Overall, no disproportionate impacts to minorities or low income
communities are expected.

List of Subjects

40 CFR Part 260

    Environmental protection, Administrative practice and procedure,
Confidential business information, Hazardous waste, Reporting and
recordkeeping requirements.

40 CFR Part 261

    Environmental protection, Hazardous waste, Recycling, Reporting and
recordkeeping requirements.

    Dated: March 15, 2007.
Stephen L. Johnson,
Administrator.
    For the reasons stated in the preamble, title 40, Chapter I of the
Code of Federal Regulations is proposed to be amended as follows:

PART 260--HAZARDOUS WASTE MANAGEMENT SYSTEM: GENERAL

    1. The authority citation for part 260 continues to read as
follows:

    Authority: 42 U.S.C. 6905, 6912(a), 6921-6927, 6930, 6935, 6937,
6938, 6939 and 6974.

Subpart B--Definitions

    2. Section 260.10 is amended by adding in alphabetical order the
definitions of ``Land-based unit'' and ``Hazardous secondary materials
generated and reclaimed under the control of the generator'' to read as
follows:

Sec.  260.10  Definitions.

* * * * *
    Hazardous secondary material generated and reclaimed under the
control of the generator means:
    (1) That such material is generated and reclaimed at the generating
facility (for purposes of this paragraph, generating facility means all
contiguous property owned by the generator); or
    (2) That such material is generated and reclaimed by the same
``person'' as defined in Sec.  260.10, if the generator certifies the
following: ``on behalf of [insert company name] I certify that the
indicated hazardous recyclable material will be sent to [insert company
name], that the two companies are under the same ownership, and that
the owner corporation [insert company name] has acknowledged full
responsibility for the safe management of the hazardous recyclable
material,'' or
    (3) That such material is generated pursuant to a written contract
between a tolling contractor and a batch manufacturer and are reclaimed
by the tolling contractor, if the tolling contractor retains ownership
of, and responsibility for, the recyclable material that is generated
during the course of the production of the product. For purposes of
this paragraph, tolling contractor means a person who arranges for the
production of a product made from raw materials through a written
contract with a batch manufacturer. Batch manufacturer means a person
who produces a product made from raw materials pursuant to a written
contract with a tolling contractor.
* * * * *
    Land-based unit means a landfill, surface impoundment, waste pile,
injection well, land treatment facility, salt dome formation, salt bed
formation, or underground mine or cave.
* * * * *

Subpart C--[Amended]

    3. Section 260.30 is amended as follows:
    a. By revising the section heading.
    b. By revising paragraph (b).
    c. By adding paragraphs (d), (e), and (f).
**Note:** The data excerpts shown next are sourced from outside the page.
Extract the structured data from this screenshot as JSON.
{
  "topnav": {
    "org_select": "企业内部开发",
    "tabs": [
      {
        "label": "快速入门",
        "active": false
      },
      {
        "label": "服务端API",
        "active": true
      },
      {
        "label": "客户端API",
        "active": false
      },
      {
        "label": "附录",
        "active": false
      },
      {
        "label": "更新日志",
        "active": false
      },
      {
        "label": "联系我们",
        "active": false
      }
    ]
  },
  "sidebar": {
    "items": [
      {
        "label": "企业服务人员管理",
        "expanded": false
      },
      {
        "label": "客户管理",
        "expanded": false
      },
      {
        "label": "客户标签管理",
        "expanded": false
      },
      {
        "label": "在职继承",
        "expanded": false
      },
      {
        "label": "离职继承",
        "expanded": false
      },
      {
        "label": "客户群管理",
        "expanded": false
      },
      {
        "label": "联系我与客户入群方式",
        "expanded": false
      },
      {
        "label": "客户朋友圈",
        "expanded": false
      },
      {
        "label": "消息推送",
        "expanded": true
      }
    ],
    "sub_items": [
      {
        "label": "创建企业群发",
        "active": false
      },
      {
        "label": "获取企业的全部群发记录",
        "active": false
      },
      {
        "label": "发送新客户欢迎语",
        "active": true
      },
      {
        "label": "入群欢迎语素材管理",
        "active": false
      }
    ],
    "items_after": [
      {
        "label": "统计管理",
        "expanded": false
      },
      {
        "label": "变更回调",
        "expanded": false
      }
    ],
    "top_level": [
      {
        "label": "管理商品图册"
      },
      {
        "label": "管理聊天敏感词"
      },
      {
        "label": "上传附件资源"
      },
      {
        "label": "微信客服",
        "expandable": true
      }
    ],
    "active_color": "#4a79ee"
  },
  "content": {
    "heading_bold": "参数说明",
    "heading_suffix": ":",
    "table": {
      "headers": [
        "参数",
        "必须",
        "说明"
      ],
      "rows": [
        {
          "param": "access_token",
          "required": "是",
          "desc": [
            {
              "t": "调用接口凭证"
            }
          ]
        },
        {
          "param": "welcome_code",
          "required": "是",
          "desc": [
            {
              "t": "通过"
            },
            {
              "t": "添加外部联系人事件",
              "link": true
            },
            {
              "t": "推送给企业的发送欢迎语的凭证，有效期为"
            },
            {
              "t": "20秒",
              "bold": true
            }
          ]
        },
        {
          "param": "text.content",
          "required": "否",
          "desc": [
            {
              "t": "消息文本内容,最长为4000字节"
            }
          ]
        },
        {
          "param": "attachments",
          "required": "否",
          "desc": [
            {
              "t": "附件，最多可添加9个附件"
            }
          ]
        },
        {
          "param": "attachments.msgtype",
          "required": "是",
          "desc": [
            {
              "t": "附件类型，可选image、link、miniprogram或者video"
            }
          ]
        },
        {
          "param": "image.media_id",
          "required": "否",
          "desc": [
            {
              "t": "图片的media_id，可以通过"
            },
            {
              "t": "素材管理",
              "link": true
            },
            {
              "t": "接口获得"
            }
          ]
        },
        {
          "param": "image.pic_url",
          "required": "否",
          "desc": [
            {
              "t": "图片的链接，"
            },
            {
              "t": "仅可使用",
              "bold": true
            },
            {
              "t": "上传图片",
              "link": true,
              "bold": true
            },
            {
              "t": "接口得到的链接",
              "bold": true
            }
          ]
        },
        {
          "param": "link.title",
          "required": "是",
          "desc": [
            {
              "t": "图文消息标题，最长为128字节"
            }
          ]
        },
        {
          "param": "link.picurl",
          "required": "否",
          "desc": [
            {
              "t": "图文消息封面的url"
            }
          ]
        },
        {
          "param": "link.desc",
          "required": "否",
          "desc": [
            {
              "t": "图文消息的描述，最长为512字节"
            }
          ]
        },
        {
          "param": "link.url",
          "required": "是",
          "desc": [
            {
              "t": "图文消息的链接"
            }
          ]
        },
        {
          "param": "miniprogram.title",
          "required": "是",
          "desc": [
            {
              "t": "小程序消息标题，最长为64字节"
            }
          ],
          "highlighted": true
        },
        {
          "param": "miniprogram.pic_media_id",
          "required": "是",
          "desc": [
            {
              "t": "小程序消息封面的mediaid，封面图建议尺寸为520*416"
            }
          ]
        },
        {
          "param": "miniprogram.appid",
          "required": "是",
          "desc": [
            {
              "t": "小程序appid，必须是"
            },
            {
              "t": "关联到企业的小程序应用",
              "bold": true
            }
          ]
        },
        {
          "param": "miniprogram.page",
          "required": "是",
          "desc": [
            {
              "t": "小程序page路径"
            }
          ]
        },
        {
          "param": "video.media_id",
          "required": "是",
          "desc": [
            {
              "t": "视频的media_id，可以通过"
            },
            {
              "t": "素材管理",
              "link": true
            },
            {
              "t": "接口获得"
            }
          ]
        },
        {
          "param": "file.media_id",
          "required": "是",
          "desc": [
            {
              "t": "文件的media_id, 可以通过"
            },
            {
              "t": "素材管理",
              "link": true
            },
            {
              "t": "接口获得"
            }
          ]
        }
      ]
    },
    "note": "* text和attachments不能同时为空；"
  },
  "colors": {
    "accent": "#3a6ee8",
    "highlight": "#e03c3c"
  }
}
Sec.  260.30  Non-waste determinations and variances from
classification as a solid waste.

* * * * *
    (b) Materials that are reclaimed and then reused within the
original production process in which they were generated;
* * * * *
    (d) Materials that are reclaimed in a continuous industrial process;
    (e) Materials that are indistinguishable in all relevant aspects
from a product or intermediate; and
    (f) Materials that are reclaimed under the control of the generator,
including control through contracts, such as tolling arrangements.
    4. Section 260.33 is amended by revising the section heading, the
introductory text, and paragraph (a) to read as follows:

Sec.  260.33  Procedures for variances from classification as a solid
waste, for variances to be classified as a boiler, or for non-waste
determinations.

    The Administrator will use the following procedures in evaluating
applications for variances from classification as a solid waste,
applications to classify particular enclosed controlled flame combustion
devices as boilers, or applications for non-waste determinations.
    (a) The applicant must apply to the Administrator for the variance
or non-waste determination. The application must address the relevant
criteria contained in Sec.  260.31, Sec.  260.32, or Sec.  260.34 as
applicable.
* * * * *
    5. Section 260.34 is added to Subpart C to read as follows:

Sec.  260.34  Standards and criteria for non-waste determinations.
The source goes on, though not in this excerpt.